Experts urge entities to gear up for new privacy and security rules
With new Omnibus federal privacy and security rules effective March 26 with an upcoming compliance date of Sept. 23, two privacy experts urged covered entities to build an action plan and design an implementation timeline to ensure they are prepared.
“It adds a great deal of complexity to privacy management,’ said Michael Ebert, partner at KPMG, during the March 25 KPMG Healthcare & Life Sciences Institute Webcast.
The new rules, which amend HIPAA pursuant to the American Recovery and Reinvestment Act of 2009, govern privacy and security, and include enhanced legal liability to business associates (BAs) of healthcare providers and greater patient control over disclosure of their records.
Ebert and Jutta Williams, director of corporate compliance in the privacy office at Intermountain Healthcare, advised covered entities to take the following actions:
- Map and flow protected health information (PHI) movement within the organization, as well as flows to and from all third parties
- Perform data discovery to locate all PHI
- Establish effective technical safeguards over PHI, including encryption, access management and restrictions for required use only
- Develop a third party risk management program
- Review vendor contracts and update BA agreements
Of particular importance in the security and privacy Omnibus bill are new breach notification rules that will “dynamically impact the industry,” Ebert said. Unlike before when reporting was required only for breaches with significant risks of reputations, financial and other harm, the new rule requires reporting of all disclosures unless it can demonstrate a low risk of harm using a risk analysis, he said.
“This is a much lower threshold,” Ebert said. “It’s a tough element to prove.”
What constitutes a BA and its responsibility to protect and secure patient information also is elevated in the new rules. Ebert said all BAs should implement a privacy and security program, like covered entities have done in the past with HIPAA.
More activity around de-identification and partial de-identification of PHI also is forthcoming. “That’s a big change to look for from both the covered entity and business associate side,” Ebert said.
Williams noted that an entity must be careful when de-identifying information, as under the rules a BA can’t have an ability to put the information back together to avoid potential that they are using it for commercial benefit.
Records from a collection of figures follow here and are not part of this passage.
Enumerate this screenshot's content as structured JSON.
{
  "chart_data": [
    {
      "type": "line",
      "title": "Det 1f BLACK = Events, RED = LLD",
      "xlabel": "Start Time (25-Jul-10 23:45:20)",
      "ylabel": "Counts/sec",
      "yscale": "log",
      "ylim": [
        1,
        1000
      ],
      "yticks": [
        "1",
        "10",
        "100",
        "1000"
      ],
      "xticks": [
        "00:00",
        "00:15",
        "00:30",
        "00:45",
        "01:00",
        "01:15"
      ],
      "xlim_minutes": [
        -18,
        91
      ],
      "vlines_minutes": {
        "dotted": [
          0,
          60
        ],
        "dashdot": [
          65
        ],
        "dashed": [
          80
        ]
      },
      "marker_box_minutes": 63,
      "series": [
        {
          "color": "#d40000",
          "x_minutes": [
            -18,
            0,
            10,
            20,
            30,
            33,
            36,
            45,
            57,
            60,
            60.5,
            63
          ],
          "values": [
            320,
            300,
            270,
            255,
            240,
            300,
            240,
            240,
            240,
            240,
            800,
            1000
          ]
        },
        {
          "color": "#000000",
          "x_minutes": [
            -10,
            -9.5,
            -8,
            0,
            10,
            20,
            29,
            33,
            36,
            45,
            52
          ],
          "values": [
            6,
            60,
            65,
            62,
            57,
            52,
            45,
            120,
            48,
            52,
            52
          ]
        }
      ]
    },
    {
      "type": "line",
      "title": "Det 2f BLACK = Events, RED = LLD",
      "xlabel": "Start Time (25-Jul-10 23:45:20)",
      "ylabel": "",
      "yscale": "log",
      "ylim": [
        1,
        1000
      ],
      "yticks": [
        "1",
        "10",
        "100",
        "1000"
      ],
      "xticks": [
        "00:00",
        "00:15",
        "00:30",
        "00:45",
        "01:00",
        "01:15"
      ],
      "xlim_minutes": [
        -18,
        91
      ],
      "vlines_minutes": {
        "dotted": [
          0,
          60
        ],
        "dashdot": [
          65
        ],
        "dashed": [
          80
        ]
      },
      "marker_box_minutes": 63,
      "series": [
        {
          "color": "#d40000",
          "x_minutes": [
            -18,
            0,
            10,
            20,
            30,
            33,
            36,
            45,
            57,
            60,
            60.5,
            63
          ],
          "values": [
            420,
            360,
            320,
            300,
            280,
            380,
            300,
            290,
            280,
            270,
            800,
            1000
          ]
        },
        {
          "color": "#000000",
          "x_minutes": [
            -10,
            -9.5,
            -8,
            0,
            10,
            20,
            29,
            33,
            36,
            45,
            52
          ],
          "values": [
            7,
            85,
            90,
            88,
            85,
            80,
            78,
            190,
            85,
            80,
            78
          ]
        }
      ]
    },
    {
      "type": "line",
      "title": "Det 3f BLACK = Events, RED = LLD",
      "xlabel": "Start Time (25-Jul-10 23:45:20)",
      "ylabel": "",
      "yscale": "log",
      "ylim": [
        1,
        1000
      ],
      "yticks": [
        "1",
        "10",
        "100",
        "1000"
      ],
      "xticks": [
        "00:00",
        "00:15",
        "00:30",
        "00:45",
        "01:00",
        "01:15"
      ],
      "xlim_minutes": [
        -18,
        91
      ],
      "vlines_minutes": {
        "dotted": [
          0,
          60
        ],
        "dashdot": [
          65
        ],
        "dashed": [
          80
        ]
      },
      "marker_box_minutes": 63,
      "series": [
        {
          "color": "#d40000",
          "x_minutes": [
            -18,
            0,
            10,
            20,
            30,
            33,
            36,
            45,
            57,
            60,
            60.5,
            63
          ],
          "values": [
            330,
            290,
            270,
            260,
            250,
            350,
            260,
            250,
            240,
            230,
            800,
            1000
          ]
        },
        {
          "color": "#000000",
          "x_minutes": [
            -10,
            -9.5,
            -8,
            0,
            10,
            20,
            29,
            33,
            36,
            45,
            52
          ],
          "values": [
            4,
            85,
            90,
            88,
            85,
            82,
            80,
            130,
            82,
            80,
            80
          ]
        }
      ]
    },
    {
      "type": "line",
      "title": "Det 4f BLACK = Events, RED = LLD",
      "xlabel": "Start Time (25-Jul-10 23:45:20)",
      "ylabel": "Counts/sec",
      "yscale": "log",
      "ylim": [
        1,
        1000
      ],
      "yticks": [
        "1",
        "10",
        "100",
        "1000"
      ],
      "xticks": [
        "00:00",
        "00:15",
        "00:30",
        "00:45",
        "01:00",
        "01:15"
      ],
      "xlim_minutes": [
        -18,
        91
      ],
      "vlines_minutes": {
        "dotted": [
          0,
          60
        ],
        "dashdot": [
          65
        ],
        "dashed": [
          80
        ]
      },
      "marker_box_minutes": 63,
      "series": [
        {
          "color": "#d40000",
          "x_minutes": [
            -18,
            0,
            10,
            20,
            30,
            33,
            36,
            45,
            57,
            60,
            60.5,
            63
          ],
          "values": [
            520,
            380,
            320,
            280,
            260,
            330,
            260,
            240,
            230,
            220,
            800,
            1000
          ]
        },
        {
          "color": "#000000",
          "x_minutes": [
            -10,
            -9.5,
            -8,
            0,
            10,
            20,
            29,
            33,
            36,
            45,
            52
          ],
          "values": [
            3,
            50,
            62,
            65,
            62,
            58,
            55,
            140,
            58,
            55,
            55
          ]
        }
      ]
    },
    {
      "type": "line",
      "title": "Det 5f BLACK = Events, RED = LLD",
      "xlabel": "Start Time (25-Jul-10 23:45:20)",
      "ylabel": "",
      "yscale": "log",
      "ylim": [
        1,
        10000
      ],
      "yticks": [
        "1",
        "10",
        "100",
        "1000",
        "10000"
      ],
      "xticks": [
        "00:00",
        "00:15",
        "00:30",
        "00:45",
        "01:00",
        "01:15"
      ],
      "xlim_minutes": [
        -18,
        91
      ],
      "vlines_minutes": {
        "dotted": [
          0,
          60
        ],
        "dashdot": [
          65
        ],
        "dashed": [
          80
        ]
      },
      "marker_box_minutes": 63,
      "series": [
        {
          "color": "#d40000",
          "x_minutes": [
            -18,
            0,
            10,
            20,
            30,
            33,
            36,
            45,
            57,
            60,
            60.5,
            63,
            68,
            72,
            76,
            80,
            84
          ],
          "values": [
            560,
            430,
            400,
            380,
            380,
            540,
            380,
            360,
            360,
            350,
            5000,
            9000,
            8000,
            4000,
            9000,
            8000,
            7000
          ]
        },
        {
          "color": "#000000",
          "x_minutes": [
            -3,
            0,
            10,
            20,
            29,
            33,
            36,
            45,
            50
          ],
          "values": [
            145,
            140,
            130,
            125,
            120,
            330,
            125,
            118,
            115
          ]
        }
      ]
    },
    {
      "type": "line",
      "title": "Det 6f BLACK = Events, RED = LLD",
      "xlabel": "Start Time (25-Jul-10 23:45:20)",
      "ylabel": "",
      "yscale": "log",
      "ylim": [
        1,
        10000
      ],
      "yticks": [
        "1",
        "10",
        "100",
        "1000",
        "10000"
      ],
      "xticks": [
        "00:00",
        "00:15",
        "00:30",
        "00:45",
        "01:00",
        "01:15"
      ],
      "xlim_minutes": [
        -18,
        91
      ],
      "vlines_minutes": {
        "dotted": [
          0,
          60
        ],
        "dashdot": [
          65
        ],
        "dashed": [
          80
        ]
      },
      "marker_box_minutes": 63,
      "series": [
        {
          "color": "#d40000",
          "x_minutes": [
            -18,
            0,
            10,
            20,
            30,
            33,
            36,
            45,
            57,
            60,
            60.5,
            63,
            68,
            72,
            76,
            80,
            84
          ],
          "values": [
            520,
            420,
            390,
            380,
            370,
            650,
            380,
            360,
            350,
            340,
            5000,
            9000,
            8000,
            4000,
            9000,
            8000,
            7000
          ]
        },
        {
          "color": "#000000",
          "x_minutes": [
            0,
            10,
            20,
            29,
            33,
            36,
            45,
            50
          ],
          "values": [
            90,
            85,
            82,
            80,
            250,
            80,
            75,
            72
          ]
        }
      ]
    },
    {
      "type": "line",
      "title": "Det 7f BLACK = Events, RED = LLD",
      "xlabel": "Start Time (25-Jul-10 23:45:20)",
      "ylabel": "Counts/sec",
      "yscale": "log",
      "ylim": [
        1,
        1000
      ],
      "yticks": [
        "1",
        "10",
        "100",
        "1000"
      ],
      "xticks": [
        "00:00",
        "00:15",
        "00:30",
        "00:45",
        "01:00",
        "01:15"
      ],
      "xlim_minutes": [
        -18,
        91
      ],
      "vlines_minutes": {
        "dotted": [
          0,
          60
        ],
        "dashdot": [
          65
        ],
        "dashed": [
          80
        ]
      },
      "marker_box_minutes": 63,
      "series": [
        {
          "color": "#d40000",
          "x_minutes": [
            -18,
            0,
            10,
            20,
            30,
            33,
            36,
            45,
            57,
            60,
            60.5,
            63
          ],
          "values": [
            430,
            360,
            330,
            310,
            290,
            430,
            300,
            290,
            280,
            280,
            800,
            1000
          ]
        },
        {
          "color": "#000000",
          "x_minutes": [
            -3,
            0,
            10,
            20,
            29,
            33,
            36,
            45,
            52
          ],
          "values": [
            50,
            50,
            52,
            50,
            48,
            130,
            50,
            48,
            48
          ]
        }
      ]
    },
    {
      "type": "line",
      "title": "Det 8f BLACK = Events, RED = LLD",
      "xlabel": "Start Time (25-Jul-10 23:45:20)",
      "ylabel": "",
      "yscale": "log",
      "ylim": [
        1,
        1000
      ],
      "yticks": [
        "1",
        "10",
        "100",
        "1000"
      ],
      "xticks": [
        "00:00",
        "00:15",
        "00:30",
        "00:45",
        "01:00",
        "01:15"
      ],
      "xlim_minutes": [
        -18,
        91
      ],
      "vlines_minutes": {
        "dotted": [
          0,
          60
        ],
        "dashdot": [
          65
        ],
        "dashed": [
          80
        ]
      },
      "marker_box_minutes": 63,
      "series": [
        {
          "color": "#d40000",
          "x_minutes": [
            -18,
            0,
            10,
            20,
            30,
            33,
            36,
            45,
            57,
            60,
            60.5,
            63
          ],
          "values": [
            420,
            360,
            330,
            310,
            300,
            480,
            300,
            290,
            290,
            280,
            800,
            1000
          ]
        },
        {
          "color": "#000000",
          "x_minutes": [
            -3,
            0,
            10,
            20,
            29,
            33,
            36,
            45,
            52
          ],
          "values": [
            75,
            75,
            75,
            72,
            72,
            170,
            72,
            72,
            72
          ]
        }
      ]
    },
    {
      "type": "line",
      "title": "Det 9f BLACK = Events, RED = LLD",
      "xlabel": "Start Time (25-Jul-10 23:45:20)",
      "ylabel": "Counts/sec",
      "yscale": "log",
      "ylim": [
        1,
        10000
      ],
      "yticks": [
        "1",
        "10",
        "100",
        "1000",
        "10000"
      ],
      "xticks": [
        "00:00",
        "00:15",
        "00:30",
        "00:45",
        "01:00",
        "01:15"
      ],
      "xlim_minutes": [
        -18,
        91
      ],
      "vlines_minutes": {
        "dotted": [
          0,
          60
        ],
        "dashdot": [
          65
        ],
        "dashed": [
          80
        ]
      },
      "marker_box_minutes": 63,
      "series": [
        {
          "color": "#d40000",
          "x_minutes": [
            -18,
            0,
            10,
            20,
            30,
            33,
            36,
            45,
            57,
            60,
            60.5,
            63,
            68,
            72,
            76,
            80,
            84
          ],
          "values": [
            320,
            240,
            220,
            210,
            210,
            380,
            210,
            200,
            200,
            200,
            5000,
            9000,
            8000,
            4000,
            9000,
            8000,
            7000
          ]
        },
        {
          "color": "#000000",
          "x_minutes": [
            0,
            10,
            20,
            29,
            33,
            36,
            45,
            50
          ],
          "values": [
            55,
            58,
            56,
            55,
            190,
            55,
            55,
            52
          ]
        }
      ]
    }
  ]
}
Other new requirements of the omnibus include:
- Renewed emphasis on training programs
- Understanding and applying all of the new opt-out and rights to restrict use of PHI provisions for fund raising, marketing, research and disclosure of PHI to Health Plans
- Request for medical records by an individual in any form they choose
- Presumption by OCR that your existing systems and processes can support the above as well as other requirements for permitted uses and disclosures
- Multi-opt ins/outs will require a different presentation of your Notice of Privacy Practices, including greater effort to communicate individual rights to a patient
Enforcement of the rules by the Department of Health and Human Services Office of Civil Rights is not expected to be lax. Ebert noted that the new director of the OCR, Leon Rodriguez, formerly served in the Department of Justice’s Civil Rights Division.
“He has a strong enforcement record,” Ebert said, citing an uptick in complaints over the past 10 years. He said since 2003, there have been 27,500 breaches under investigation and 18,600 corrective actions taken. Also, civil monetary penalties and resolution agreements have amounted to $14.9 million since 2008.
As part of his presentation, Ebert shared a preliminary analysis of HIPAA audits that show much work needs to be done to get covered entities up to speed on privacy and security. For example, he said 39 percent of entities audited said they were unaware of HIPAA privacy requirements and 27 percent said they were unaware of security requirements.
Williams stressed that after Sept. 23, “ignorance is not a defense of the law.” She said covered entities must identify risks in gap areas and document plans to address them.
“If you have identified your risks in gap areas, you are more defensible than if you haven’t documented anything,” she said, noting that the agency’s Office of Inspector General will conduct onsite audits as part of evaluating whether an entity has earned incentives as part of Meaningful Use. “It’s important for OIG and OCR,” she said.
To that end, Williams urged those charged with privacy in covered entities to drive home the importance of sturdy privacy and security practices to leadership to avoid penalties down the line.